The former chief executive officer of Braskem SA, Brazil’s largest petrochemicals company, admitted he took part in a sweeping bribery plot the U.S. said also involved Braskem’s parent company, Odebrecht SA.
Jose Carlos Grubisich, 64, pleaded guilty on Thursday to two counts of conspiracy to violate U.S. anti-bribery laws, acknowledging that he approved a $4.3 million payoff to an official of the state-owned energy company Petroleo Brasileiro SA for rights to build and operate a plant. Even under the deal he struck with prosecutors, Grubisich faces as long as 10 years in prison. His plea is the latest chapter in a sprawling corruption scandal centered on Petrobras.
Grubisich and his conspirators diverted about $250 million from Braskem to a secret slush fund for government officials, political parties and others in Brazil to gain an improper advantage for Braskem and Odebrecht, a global construction conglomerate also based in the country, the U.S. alleged.

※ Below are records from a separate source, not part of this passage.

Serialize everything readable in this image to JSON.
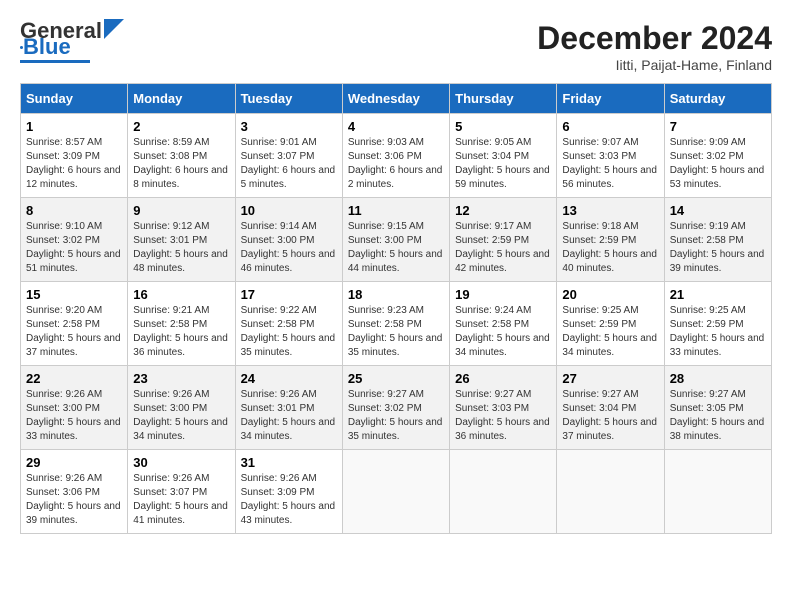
{
  "logo": {
    "text1": "General",
    "text2": "Blue"
  },
  "title": "December 2024",
  "subtitle": "Iitti, Paijat-Hame, Finland",
  "headers": [
    "Sunday",
    "Monday",
    "Tuesday",
    "Wednesday",
    "Thursday",
    "Friday",
    "Saturday"
  ],
  "weeks": [
    [
      {
        "day": "1",
        "info": "Sunrise: 8:57 AM\nSunset: 3:09 PM\nDaylight: 6 hours and 12 minutes."
      },
      {
        "day": "2",
        "info": "Sunrise: 8:59 AM\nSunset: 3:08 PM\nDaylight: 6 hours and 8 minutes."
      },
      {
        "day": "3",
        "info": "Sunrise: 9:01 AM\nSunset: 3:07 PM\nDaylight: 6 hours and 5 minutes."
      },
      {
        "day": "4",
        "info": "Sunrise: 9:03 AM\nSunset: 3:06 PM\nDaylight: 6 hours and 2 minutes."
      },
      {
        "day": "5",
        "info": "Sunrise: 9:05 AM\nSunset: 3:04 PM\nDaylight: 5 hours and 59 minutes."
      },
      {
        "day": "6",
        "info": "Sunrise: 9:07 AM\nSunset: 3:03 PM\nDaylight: 5 hours and 56 minutes."
      },
      {
        "day": "7",
        "info": "Sunrise: 9:09 AM\nSunset: 3:02 PM\nDaylight: 5 hours and 53 minutes."
      }
    ],
    [
      {
        "day": "8",
        "info": "Sunrise: 9:10 AM\nSunset: 3:02 PM\nDaylight: 5 hours and 51 minutes."
      },
      {
        "day": "9",
        "info": "Sunrise: 9:12 AM\nSunset: 3:01 PM\nDaylight: 5 hours and 48 minutes."
      },
      {
        "day": "10",
        "info": "Sunrise: 9:14 AM\nSunset: 3:00 PM\nDaylight: 5 hours and 46 minutes."
      },
      {
        "day": "11",
        "info": "Sunrise: 9:15 AM\nSunset: 3:00 PM\nDaylight: 5 hours and 44 minutes."
      },
      {
        "day": "12",
        "info": "Sunrise: 9:17 AM\nSunset: 2:59 PM\nDaylight: 5 hours and 42 minutes."
      },
      {
        "day": "13",
        "info": "Sunrise: 9:18 AM\nSunset: 2:59 PM\nDaylight: 5 hours and 40 minutes."
      },
      {
        "day": "14",
        "info": "Sunrise: 9:19 AM\nSunset: 2:58 PM\nDaylight: 5 hours and 39 minutes."
      }
    ],
    [
      {
        "day": "15",
        "info": "Sunrise: 9:20 AM\nSunset: 2:58 PM\nDaylight: 5 hours and 37 minutes."
      },
      {
        "day": "16",
        "info": "Sunrise: 9:21 AM\nSunset: 2:58 PM\nDaylight: 5 hours and 36 minutes."
      },
      {
        "day": "17",
        "info": "Sunrise: 9:22 AM\nSunset: 2:58 PM\nDaylight: 5 hours and 35 minutes."
      },
      {
        "day": "18",
        "info": "Sunrise: 9:23 AM\nSunset: 2:58 PM\nDaylight: 5 hours and 35 minutes."
      },
      {
        "day": "19",
        "info": "Sunrise: 9:24 AM\nSunset: 2:58 PM\nDaylight: 5 hours and 34 minutes."
      },
      {
        "day": "20",
        "info": "Sunrise: 9:25 AM\nSunset: 2:59 PM\nDaylight: 5 hours and 34 minutes."
      },
      {
        "day": "21",
        "info": "Sunrise: 9:25 AM\nSunset: 2:59 PM\nDaylight: 5 hours and 33 minutes."
      }
    ],
    [
      {
        "day": "22",
        "info": "Sunrise: 9:26 AM\nSunset: 3:00 PM\nDaylight: 5 hours and 33 minutes."
      },
      {
        "day": "23",
        "info": "Sunrise: 9:26 AM\nSunset: 3:00 PM\nDaylight: 5 hours and 34 minutes."
      },
      {
        "day": "24",
        "info": "Sunrise: 9:26 AM\nSunset: 3:01 PM\nDaylight: 5 hours and 34 minutes."
      },
      {
        "day": "25",
        "info": "Sunrise: 9:27 AM\nSunset: 3:02 PM\nDaylight: 5 hours and 35 minutes."
      },
      {
        "day": "26",
        "info": "Sunrise: 9:27 AM\nSunset: 3:03 PM\nDaylight: 5 hours and 36 minutes."
      },
      {
        "day": "27",
        "info": "Sunrise: 9:27 AM\nSunset: 3:04 PM\nDaylight: 5 hours and 37 minutes."
      },
      {
        "day": "28",
        "info": "Sunrise: 9:27 AM\nSunset: 3:05 PM\nDaylight: 5 hours and 38 minutes."
      }
    ],
    [
      {
        "day": "29",
        "info": "Sunrise: 9:26 AM\nSunset: 3:06 PM\nDaylight: 5 hours and 39 minutes."
      },
      {
        "day": "30",
        "info": "Sunrise: 9:26 AM\nSunset: 3:07 PM\nDaylight: 5 hours and 41 minutes."
      },
      {
        "day": "31",
        "info": "Sunrise: 9:26 AM\nSunset: 3:09 PM\nDaylight: 5 hours and 43 minutes."
      },
      null,
      null,
      null,
      null
    ]
  ]
}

Braskem and Odebrecht pleaded guilty in 2016 to conspiracy to violate anti-bribery provisions of the U.S. Foreign Corrupt Practices Act and agreed to pay $3.5 billion to resolve a massive case brought by the U.S., Brazil and Switzerland.
“As CEO of Braskem, I was aware that Braskem was required to keep accurate books and records, and I had the ultimate responsibility to ensure that our SEC certifications were materially accurate,” Grubisich told U.S. District Judge Raymond Dearie during an in-person hearing in federal court in Brooklyn, New York. “I knew that all of this conduct was not lawful or correct, and I regret that I failed to fulfill my responsibilities as CEO.”
Grubisich, who was CEO from 2002 to 2008, was charged with three counts in an indictment filed by the U.S. in 2019, but as part of his plea deal the government dropped a charge of conspiracy to commit money laundering.
“This is a plea for conduct that occurred in Brazil in 2006 and 2007, more than a decade ago,” Paul Shechtman and Edward Kim, lawyers for Grubisich, said in a joint statement after Thursday’s hearing. “Jose Carlos was not the mastermind but went along reluctantly with the corporate culture at the time in his country.”
As part of the scheme, offshore shell companies were created that didn’t provide any legitimate services to Braskem but were used to divert money to the slush fund, called Caixa 2, Grubisich told the judge. He said he signed and approved records submitted to the U.S. Securities and Exchange Commission and financial disclosures about Braskem in the U.S.
“I agreed with others that Braskem would establish and allocate funds to Caixa,” he told Dearie.
He is scheduled to be sentenced on Aug. 5.
The case is U.S. v. Grubisich, 19-cr-00102, U.S. District Court, Eastern District of New York (Brooklyn).